To raise cash in the meantime, it has for several years been trying to capitalise on its extensive patents portfolio, especially in digital imaging. This is potentially worth billions of dollars from the mass market for cameras in mobile phones. However, so far the takeup hasn’t been what the company hoped. Originally it hoped to raise revenue by a combination of licensing the patents to third parties, and suing alleged infringers (which were sometimes the same third party). The company said it had earned $3 billion from licenses over the past decade, but its losses mounted up faster. It then tried to sell the patents outright, but takeup, particularly last year, wasn’t as high as it hoped for.
It appears that the Chapter 11 move was partly to gain more time to sell off the patents, but also to pre-empt some legal issues that were apparently putting others off from buying the patents at the time.
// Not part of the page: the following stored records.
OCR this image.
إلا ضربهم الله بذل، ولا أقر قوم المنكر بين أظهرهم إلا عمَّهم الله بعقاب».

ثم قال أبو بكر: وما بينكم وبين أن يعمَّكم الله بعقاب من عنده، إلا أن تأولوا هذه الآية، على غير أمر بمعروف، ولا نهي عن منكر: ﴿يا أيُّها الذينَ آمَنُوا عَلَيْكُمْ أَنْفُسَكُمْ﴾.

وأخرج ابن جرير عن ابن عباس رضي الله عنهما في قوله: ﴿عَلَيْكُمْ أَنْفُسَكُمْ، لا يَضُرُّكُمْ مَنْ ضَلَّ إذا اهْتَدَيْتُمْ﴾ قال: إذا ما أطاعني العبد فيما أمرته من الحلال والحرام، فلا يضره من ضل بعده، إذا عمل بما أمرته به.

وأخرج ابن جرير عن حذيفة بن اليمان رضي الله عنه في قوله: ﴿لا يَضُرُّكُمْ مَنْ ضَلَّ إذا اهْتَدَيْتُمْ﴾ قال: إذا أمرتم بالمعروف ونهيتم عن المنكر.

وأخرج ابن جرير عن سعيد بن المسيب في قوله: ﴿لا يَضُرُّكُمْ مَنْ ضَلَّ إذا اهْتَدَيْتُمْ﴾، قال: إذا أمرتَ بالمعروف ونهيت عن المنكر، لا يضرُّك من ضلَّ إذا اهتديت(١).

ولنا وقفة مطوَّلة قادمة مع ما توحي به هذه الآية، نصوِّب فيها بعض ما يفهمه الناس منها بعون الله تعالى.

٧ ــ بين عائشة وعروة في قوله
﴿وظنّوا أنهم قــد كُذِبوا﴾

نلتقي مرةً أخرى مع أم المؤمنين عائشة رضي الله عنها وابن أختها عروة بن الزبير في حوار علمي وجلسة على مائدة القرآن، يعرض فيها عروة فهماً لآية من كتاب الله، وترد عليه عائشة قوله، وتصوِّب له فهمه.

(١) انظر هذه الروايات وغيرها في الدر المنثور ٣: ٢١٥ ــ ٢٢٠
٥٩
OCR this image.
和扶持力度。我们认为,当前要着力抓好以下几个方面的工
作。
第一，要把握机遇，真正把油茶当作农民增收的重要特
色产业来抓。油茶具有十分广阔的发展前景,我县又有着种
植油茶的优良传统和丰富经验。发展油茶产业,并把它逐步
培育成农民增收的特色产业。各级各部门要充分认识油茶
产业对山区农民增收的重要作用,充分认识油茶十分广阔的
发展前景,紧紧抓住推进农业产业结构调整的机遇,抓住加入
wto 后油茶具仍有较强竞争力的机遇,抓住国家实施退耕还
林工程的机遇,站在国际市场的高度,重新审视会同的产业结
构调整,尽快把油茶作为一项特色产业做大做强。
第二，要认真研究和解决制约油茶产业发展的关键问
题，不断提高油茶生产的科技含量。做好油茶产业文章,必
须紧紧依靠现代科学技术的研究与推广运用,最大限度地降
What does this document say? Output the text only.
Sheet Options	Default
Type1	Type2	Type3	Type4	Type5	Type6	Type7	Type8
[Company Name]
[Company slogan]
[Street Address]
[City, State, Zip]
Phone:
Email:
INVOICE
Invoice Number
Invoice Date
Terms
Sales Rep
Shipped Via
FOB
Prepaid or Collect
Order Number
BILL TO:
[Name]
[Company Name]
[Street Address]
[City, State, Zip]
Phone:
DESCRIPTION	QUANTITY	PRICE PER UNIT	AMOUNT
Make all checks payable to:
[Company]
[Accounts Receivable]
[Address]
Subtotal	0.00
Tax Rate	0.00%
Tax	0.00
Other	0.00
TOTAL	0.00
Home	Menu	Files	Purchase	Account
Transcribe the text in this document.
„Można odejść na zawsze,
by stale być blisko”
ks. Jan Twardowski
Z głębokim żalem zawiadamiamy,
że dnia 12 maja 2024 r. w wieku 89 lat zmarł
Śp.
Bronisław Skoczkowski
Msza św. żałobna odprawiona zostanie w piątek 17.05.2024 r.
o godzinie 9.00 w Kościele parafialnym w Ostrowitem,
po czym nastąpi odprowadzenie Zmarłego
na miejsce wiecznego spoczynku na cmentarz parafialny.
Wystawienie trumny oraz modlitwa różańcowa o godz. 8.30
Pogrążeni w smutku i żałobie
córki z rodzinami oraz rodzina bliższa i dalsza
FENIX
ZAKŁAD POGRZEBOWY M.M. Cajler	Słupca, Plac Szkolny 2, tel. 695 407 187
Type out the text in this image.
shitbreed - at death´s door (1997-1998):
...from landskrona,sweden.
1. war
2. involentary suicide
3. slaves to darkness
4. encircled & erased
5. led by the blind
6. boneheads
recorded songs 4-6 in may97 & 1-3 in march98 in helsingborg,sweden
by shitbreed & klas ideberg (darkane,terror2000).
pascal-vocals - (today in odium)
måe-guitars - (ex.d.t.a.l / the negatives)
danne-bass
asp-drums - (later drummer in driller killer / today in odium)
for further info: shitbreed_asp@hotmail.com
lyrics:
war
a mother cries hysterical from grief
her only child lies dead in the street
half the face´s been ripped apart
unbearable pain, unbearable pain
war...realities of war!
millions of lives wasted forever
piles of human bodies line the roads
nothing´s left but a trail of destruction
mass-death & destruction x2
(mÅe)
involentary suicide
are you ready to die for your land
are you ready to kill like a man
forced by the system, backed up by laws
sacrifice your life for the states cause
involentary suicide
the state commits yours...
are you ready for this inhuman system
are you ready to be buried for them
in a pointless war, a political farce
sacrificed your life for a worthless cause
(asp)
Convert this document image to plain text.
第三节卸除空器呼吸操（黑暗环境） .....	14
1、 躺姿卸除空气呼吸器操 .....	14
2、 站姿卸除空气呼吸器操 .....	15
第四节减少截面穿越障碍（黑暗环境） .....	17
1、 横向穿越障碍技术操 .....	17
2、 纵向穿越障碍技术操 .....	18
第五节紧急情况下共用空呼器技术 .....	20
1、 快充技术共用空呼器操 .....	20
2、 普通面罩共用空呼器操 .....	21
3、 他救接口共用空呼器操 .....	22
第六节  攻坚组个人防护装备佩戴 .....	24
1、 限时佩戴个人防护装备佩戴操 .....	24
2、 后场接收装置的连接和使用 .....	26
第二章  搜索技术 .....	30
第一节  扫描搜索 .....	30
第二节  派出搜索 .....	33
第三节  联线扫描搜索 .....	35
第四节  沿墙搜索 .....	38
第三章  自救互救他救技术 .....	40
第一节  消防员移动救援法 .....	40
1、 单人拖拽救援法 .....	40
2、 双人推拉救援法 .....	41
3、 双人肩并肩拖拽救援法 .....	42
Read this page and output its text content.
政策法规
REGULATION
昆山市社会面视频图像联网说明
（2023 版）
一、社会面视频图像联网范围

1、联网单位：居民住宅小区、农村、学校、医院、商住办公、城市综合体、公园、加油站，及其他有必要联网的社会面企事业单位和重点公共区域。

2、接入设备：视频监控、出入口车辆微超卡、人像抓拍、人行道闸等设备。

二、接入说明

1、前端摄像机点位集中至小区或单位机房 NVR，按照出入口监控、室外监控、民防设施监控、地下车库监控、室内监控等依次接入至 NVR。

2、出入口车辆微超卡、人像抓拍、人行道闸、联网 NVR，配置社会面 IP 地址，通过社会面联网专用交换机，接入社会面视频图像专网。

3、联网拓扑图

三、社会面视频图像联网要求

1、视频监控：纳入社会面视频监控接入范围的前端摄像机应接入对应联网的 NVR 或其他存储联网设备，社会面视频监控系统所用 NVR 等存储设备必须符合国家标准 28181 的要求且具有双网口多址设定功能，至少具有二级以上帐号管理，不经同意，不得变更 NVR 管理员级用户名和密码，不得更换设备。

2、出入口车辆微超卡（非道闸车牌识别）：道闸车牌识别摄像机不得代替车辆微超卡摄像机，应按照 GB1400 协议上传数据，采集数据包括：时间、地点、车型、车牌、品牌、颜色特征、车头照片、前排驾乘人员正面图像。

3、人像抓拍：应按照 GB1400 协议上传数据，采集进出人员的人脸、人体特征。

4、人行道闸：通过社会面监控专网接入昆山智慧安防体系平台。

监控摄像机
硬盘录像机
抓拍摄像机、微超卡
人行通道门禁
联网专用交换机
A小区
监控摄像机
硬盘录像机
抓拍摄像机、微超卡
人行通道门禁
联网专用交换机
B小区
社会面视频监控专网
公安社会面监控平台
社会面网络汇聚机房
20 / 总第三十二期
Rumours in the financial press this summer, which Kodak isn’t commenting on, are that its attempt to auction off its patents isn’t doing very well, with the likes of Apple, Google and Samsung allying to bid collectively, which would tend to keep the price down.
These companies, it should be noted, are elsewhere suing each other energetically in courts all over the world. Indeed Apple recently won a significant judgement against Samsung about tablets (unsurprisingly, Samsung is appealing against it). In July Apple lost an attempt to stop Kodak selling some patents on technologies that Apple already laid claim to. Apple is now appealing that.
Meanwhile Kodak is now saying that although its patents portfolio is still up for sale, it may keep some or all of it ‘as an alternative source of recovery for creditors.’
‘The initiation of a process to sell the Personalized Imaging and Document Imaging businesses is an important step in our company’s reorganization to focus our business on the commercial markets and enable Kodak to accelerate its momentum toward emergence,’ said Mr Perez. ‘In addition, we continue our initiatives to reduce our cost structure and streamline our operating models in an effort to return the company to profitability.
‘We are reshaping Kodak. We continue to rebalance our company toward commercial, packaging and functional printing – in which we have the broadest portfolio solutions – and enterprise services. These businesses have substantial long-term growth prospects worldwide and are core to the future of Kodak. We are confident that our competitive advantages in materials science and deposition technologies, as well as our know-how in digital imaging, will enable us to capitalise on those opportunities and extend our leadership in key growth markets.’